Выбрать главу

Смирновы оказались в Израиле летом 2000 года. Первое время отец семейства пил робко. Он даже посещал вместе с Анастасией ульпан. Затем робость прошла. Геннадий был приятно удивлен стоимостью и обилием спиртных напитков, и муки несчастной Анастасии вернулись к ней в прежнем объеме.

Спасалась она тем, что сын и дочь, неплохо освоив иврит, учились, и у нее на глазах из бледных, запуганных, тихих зверьков превращались в обычных человеческих детей.

Геннадий работал на хозяина столярной мастерской и пил. Много работал и много пил. Хозяин платил ему минимум, но терпел в своей мастерской русского алкаша, потому что в трезвости за час Смирнов успевал сделать больше, чем его сосед за полдня.

В Израиле Геннадий меньше измывался над женой и детьми, чем в городе К., просто потому, что реже их видел. Климат позволял гулять на природе. Смирнов любил море, а потому приходил домой только к ночи, чтобы завалиться в койку и, если силы позволяли, потребовать от жены Анастасии плотских утех.

Анастасия тоже определилась на работу – уборка. Жилье Смирновы нашли в бедном районе, где жили почти сплошь выходцы из России. На каждом магазине в местном торговом центре висела афиша на русском языке, ниже русских букв название писалось на иврите. Таков был порядок, установленный мэрией.

Слепые стены и столбы в этом районе лохматились объявлениями на одном русском языке. Здесь администрация городка была бессильна.

Тяжело жилось Анастасии, а все-таки гораздо легче, чем в родном городе. Быт отнимал не так много времени. Ей удалось спасти часть денег, полученных от начальника милиции, и понемногу, как ей казалось, жизнь входила в нормальную колею.

Только об одном не могла забыть Анастасия Смирнова: о том, что находится в Израиле по подложным документам и бабушку ее покойную звали Екатериной Богдановной Пилипко, а не Саррой Натановной Коган.

Сама Анастасия Смирнова вела себя тихо, но муж ее, Геннадий, особенно в подпитии, терял над собой контроль и начинал поносить Израиль всеми бранными словами.
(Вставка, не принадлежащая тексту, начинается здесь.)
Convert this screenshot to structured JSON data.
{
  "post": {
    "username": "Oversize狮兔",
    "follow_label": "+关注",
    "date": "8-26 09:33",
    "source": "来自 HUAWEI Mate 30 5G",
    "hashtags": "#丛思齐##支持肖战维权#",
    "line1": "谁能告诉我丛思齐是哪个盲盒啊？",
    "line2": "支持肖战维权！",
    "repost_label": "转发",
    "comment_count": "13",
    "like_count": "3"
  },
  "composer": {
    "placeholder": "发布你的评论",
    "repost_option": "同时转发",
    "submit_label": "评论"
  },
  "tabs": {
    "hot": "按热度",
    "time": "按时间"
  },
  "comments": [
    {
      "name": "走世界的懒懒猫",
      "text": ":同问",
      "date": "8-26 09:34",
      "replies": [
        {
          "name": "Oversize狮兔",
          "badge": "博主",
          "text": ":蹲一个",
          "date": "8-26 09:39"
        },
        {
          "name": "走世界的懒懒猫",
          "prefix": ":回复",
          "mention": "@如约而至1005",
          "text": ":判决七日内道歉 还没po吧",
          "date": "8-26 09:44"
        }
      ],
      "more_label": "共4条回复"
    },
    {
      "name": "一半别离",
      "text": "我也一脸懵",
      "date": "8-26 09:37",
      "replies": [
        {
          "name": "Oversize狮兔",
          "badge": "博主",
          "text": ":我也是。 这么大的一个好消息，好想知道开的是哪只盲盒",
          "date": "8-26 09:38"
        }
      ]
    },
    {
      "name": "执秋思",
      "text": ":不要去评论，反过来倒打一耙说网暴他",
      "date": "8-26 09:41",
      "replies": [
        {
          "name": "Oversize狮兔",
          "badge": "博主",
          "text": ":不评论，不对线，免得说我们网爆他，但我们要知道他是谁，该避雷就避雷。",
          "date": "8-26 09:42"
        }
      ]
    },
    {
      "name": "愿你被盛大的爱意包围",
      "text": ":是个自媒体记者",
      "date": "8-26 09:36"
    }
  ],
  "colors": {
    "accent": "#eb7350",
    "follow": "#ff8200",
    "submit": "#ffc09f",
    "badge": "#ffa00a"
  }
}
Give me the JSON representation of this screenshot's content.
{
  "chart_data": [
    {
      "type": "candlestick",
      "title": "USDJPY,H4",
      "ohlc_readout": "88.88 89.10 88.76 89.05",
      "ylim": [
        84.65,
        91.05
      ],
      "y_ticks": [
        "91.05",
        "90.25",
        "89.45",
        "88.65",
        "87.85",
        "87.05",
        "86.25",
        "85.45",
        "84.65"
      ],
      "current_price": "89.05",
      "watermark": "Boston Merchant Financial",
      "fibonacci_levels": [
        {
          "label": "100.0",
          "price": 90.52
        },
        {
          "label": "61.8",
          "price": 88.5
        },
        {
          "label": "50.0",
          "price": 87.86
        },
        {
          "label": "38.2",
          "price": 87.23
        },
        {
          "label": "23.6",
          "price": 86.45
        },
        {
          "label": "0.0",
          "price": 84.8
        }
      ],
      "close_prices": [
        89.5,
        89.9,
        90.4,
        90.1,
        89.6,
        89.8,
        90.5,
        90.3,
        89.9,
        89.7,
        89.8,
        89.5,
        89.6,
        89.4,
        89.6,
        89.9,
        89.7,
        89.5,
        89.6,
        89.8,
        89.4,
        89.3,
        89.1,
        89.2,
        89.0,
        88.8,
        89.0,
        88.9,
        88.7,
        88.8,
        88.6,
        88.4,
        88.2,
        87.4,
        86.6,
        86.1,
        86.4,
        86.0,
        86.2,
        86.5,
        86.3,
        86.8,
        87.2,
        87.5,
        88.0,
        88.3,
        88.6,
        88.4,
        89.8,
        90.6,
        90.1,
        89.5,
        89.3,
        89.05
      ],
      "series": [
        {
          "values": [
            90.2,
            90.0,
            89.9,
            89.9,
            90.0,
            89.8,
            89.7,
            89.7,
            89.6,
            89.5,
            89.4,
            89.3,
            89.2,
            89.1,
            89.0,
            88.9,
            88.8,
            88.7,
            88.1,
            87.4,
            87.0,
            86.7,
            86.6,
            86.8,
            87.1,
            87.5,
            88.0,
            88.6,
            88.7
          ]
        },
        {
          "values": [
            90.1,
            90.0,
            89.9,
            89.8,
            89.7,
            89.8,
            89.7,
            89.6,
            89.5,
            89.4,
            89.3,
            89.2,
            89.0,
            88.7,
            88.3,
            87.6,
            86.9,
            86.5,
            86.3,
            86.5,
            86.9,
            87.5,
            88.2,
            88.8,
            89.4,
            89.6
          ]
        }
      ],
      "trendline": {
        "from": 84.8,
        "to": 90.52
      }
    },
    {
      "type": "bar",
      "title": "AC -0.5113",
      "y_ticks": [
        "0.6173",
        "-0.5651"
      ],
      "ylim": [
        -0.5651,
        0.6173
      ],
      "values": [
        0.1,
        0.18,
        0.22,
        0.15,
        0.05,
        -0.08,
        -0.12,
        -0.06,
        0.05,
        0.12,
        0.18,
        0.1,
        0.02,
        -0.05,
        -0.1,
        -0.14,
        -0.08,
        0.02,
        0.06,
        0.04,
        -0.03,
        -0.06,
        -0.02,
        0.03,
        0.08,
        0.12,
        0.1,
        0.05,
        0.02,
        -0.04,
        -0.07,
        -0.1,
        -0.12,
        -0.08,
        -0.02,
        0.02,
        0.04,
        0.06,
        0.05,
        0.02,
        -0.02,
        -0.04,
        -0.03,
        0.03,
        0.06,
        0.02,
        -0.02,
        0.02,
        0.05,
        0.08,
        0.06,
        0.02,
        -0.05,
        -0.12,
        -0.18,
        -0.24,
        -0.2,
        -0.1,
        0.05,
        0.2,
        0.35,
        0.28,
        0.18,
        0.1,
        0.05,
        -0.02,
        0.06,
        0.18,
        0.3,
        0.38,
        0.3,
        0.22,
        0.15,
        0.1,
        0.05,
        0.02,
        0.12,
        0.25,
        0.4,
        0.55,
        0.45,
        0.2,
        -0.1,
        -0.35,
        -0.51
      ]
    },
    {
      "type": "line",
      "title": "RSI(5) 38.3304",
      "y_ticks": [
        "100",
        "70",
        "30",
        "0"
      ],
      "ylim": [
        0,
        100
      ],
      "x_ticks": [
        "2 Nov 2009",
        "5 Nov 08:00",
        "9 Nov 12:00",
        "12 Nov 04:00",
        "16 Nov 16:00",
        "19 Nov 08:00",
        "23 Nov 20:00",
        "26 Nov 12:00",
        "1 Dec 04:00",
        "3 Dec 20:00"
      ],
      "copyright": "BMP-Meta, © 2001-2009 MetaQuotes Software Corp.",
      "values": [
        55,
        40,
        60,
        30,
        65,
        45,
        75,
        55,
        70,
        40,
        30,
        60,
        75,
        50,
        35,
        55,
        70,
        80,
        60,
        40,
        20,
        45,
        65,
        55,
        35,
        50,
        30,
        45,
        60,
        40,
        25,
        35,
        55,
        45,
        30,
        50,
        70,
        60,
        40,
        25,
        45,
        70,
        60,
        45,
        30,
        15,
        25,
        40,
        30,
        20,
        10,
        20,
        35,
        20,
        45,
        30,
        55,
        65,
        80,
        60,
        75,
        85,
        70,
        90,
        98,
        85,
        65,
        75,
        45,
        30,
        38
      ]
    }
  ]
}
У него теперь был замечательный предлог, чтобы оправдать свое пьянство.

– Замуровали, гады! – шумел Геннадий, устроившись на поливной травке, под пальмой, неподалеку от пляжа, вместе с приятелями. – Родины лишили, жиды проклятые. Разве тут жизнь?! Одно жулье. Арабы их гноят почем зря, а не заноситесь! Будь все они прокляты! Эх, на родину бы, ребята! Ну, наливай! Будем здоровы! Живите порхато!

Ребята наливали, соглашаясь в глубине души со всем, что говорил Геннадий Смирнов. Безобразий вокруг было множество, и чужие испытывали подлинное удовольствие, списывая эти безобразия на специфические особенности еврейского народа, как они особенности эти, родовые черты, понимали.

Анастасия не любила ругани в адрес Израиля и всячески пробовала урезонить мужа.

– Ген, – говорила она. – Ты бы потише, а то вышлют. Проверят документы, так и вышлют обратно.

– Ага! – гоготал муж. – Спугалась? Продала родину да великий народ свой, а теперь дрожмя дрожишь. У, жидовка! – и Геннадий замахивался на Анастасию, но никогда не бил ее, как случалось в городе К. Видимо, стал чувствовать между собой и женой некую дистанцию, в чем и сам однажды признался.

В тот день водку друзья разбавили какой-то дрянью. Дрянь прибавила особого куражу к обычной агрессии. Решили угнать фургон знакомого парня. Точнее, это знакомый Смирнова решил, а Геннадий только присоединился к нему, потому что очень уж хотелось прокатиться на халяву. В дороге повздорили. Приятель уже не помнил, по какому поводу. Слово за слово – вот он и вышиб Смирнова из машины под колеса встречного автобуса…

Все, народ стал расходиться. Кладбище быстро пустело. Только теперь Анастасия заметила, что сын ее младший привел на похороны отца своего приятеля по имени Эли. Приятель родился в Израиле, русского языка не знал. Дочь, будущий солдат ЦАХАЛа, поддерживала мать под руку, хотя в этом не было необходимости. Они шли позади мальчиков. Сын Анастасии и Эли говорили на иврите.

Кое-что Анастасия Смирнова смогла понять.

– Чего твой отец умер? – спрашивал черноволосый и курчавый Эли.

– Болел, – отвечал русый, с хохолком на темечке мальчишка. – Пил гадость эту. Вот и умер.